Ayer y hoy dediqué mi día a las Tarjetas Alimentarias que repartiremos hasta el jueves en Avellaneda y tengo algunas reflexiones para compartir:

¿QUE LE HAN HECHO A NUESTRA GENTE?

Las personas llegan pensando que las van a maltratar (como casi siempre las maltratan en todo organismo) y cuando ven que hay buena onda agradecen como si hubieran recibido un bono extra. Casi toda la fila está compuesta por: embarazadas, mujeres con niñes muy pequeñitos y mujeres con niñes discapacitades.

Comunicación Popular

23/01/2020

Las personas llegan pensando que las van a maltratar (como casi siempre las maltratan en todo organismo) y cuando ven que hay buena onda agradecen como si hubieran recibido un bono extra.

Casi toda la fila está compuesta por: embarazadas, mujeres con niñes muy pequeñitos y mujeres con niñes discapacitades.

A las que están en situación extrema (x ejemplo con los puntos de la cesárea) les cuesta mucho pedir el privilegio de pasar sin hacer fila.

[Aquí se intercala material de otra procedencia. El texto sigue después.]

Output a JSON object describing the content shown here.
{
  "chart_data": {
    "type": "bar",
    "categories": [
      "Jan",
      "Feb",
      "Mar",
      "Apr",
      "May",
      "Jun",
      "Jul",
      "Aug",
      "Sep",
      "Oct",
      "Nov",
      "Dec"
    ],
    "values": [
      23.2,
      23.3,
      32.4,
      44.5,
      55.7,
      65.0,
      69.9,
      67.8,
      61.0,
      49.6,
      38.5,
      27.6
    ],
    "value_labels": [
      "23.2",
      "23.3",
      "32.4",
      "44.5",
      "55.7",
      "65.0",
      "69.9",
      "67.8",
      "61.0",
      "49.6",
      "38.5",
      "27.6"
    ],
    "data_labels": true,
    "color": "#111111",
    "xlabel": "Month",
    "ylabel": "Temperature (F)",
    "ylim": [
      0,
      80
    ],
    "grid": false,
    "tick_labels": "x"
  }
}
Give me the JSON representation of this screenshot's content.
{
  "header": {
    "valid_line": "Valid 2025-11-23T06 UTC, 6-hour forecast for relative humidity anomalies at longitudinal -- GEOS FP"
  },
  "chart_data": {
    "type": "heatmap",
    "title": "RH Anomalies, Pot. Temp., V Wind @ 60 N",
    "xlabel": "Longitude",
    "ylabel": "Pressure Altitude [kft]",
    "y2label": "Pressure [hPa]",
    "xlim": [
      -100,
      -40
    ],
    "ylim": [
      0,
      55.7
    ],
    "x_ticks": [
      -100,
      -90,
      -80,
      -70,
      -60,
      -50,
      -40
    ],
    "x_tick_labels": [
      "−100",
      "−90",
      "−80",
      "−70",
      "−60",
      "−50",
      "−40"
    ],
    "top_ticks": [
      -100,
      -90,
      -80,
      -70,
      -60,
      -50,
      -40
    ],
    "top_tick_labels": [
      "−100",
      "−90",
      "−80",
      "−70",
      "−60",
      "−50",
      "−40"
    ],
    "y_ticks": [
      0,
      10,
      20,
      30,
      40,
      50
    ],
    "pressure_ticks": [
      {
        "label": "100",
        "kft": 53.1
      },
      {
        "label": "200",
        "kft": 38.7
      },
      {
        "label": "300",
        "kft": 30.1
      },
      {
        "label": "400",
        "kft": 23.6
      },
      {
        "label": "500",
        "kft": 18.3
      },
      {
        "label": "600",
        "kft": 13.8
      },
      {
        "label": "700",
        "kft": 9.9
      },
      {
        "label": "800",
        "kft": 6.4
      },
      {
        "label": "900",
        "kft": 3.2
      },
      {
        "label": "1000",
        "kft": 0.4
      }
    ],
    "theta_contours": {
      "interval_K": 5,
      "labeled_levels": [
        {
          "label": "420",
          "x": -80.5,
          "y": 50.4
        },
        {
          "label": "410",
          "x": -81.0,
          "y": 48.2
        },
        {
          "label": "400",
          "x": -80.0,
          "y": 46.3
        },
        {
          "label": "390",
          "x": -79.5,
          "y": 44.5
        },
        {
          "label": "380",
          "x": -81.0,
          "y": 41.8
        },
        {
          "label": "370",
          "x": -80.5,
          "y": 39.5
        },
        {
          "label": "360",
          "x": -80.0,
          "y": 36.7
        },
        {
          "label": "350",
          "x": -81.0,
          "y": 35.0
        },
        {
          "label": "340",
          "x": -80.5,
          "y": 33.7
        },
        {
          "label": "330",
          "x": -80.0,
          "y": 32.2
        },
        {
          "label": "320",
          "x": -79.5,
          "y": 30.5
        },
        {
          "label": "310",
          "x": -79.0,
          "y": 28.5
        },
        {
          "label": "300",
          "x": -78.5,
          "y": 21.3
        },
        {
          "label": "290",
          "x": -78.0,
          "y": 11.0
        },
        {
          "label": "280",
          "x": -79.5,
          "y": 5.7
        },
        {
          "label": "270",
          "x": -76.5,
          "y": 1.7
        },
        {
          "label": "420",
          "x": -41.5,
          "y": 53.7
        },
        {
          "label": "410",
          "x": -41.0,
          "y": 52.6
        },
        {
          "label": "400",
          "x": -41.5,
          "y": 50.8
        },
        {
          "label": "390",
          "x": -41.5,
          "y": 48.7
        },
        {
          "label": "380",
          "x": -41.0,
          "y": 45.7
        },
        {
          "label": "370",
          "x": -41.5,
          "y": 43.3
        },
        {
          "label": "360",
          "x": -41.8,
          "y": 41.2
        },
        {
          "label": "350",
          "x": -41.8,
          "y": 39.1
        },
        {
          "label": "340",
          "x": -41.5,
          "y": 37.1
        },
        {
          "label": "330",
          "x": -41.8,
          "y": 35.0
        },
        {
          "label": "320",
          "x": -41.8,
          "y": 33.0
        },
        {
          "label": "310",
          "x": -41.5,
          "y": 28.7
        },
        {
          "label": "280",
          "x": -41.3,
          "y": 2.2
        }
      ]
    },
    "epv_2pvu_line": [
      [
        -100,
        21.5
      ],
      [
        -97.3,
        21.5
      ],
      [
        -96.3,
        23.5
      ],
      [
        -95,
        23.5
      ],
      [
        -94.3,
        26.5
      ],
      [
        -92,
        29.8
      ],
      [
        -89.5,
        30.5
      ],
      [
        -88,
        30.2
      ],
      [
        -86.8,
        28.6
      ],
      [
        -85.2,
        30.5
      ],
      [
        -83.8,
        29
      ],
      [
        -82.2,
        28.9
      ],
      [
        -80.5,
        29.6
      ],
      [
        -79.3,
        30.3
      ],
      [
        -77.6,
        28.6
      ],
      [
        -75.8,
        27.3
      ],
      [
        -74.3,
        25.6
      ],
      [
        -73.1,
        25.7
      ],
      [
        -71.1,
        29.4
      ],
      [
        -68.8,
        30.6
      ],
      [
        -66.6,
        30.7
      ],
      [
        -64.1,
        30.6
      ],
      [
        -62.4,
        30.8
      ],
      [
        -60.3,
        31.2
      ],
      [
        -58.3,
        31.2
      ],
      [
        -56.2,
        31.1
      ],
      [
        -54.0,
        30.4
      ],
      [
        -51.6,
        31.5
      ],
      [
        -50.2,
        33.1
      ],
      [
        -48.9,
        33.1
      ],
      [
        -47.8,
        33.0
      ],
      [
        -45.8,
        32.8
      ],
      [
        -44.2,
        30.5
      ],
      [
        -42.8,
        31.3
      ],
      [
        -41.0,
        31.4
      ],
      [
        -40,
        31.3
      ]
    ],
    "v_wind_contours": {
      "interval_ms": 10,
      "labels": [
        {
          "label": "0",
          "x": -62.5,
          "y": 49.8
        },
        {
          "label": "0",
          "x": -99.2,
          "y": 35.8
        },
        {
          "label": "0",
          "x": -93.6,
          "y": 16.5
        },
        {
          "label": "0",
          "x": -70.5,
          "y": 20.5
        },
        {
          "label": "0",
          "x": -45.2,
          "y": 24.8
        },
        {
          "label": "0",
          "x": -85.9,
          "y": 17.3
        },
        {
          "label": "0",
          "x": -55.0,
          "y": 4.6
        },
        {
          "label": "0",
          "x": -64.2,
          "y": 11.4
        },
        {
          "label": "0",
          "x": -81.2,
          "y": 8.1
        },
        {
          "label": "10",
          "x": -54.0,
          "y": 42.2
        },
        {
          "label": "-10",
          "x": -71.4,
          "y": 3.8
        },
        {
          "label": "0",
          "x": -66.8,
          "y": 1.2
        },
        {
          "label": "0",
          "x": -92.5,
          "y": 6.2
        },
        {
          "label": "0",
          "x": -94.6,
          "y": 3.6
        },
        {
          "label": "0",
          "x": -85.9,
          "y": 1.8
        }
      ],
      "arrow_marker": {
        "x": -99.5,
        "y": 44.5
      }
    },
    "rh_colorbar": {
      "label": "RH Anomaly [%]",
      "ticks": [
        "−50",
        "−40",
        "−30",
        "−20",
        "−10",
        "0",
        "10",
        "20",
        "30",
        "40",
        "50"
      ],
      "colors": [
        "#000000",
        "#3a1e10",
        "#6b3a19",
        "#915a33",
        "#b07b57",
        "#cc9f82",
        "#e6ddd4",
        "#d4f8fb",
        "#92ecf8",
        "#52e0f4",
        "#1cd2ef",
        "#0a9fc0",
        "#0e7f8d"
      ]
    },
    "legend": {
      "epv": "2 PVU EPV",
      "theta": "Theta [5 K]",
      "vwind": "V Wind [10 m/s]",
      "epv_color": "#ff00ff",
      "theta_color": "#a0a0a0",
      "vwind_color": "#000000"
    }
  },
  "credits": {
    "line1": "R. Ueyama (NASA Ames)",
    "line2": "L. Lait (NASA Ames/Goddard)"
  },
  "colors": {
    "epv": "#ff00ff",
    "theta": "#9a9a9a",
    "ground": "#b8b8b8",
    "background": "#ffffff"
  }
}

Ninguna se siente con más derecho que otra, y tenemos que convencerlas de saltear la fila.

La gente llega temprano, o manda familia pensando que va a demorarse horas y horas, algunos llevan sillitas o bancos que por suerte en Avellaneda no llegan a usar.

En esto la felicitación llega para el Observatorio Social que preside Magdalena Sierra, que fue el organismo que pensó todo con mirada profundamente humana además de profesional.

A los (pocos) hombres que van les da mucha vergüenza hacer el trámite, como que quisieran explicar que esa no fue siempre su situación o que pronto no la van a necesitar.

Muchxs de lxs que se acercan a pesar de que no les llegó el aviso de ANSES suponen que no les debe tocar la tarjeta por algo, cuando en general sólo es que en anses deben tener los datos desactualizados.

Por las dudas se sienten «fuera» y hay que convencerlos de buscar su caso para ver qué pasó (trámite que demanda un click en el teléfono)

Todes les beneficiaries tienen miedo de que les anulen la tarjeta por CUALQUIER COSA, así sea intentar comprar un jabón y que no esté incluido en los productos de consumo.

Ante cualquier inconveniente esperan el «castigo» y la expulsión y debemos sacarles ese miedo conversando con cada unx.

También creen que perdieron su derecho quienes no pudieron buscar su tarjeta el día establecido.

Otro castigo por no haberse fijado a tiempo.

Y también nos toca explicarles que no, que su tarjeta les espera.

De esto se desprende que: a nadie de las 4000 personas que ya pasaron le gusta ser «planero» ni «vivir del Estado».

Que sólo sueñan en poder decirles UNA VEZ que sí a algo que le piden sus niñes en el supermercado o comer algún día en su casa en lugar de hacerlo en un comedor comunitario.

Que todes esperan que el Estado lxs maltrate y celebran con risas y abrazos que eso no suceda.

Que repartir tarjetas para que la gente coma no es el sueño de lxs que creemos en la inclusión pero se acerca mucho a la dignidad mínima que necesita una persona para no desear su muerte y la de quienes le rodean.

Ojalá que la tarjeta alimentaria sea sólo un penoso recuerdo dentro de la reconstrucción que merecemos.

Las críticas nunca van a terminar pero quienes miran con desprecio a les pobres (sobre todo al montón de madres pobres tan jovencitas que tiene Argentina) acérquense, vengan a conocerlxs para cerrar la bocota de una buena vez.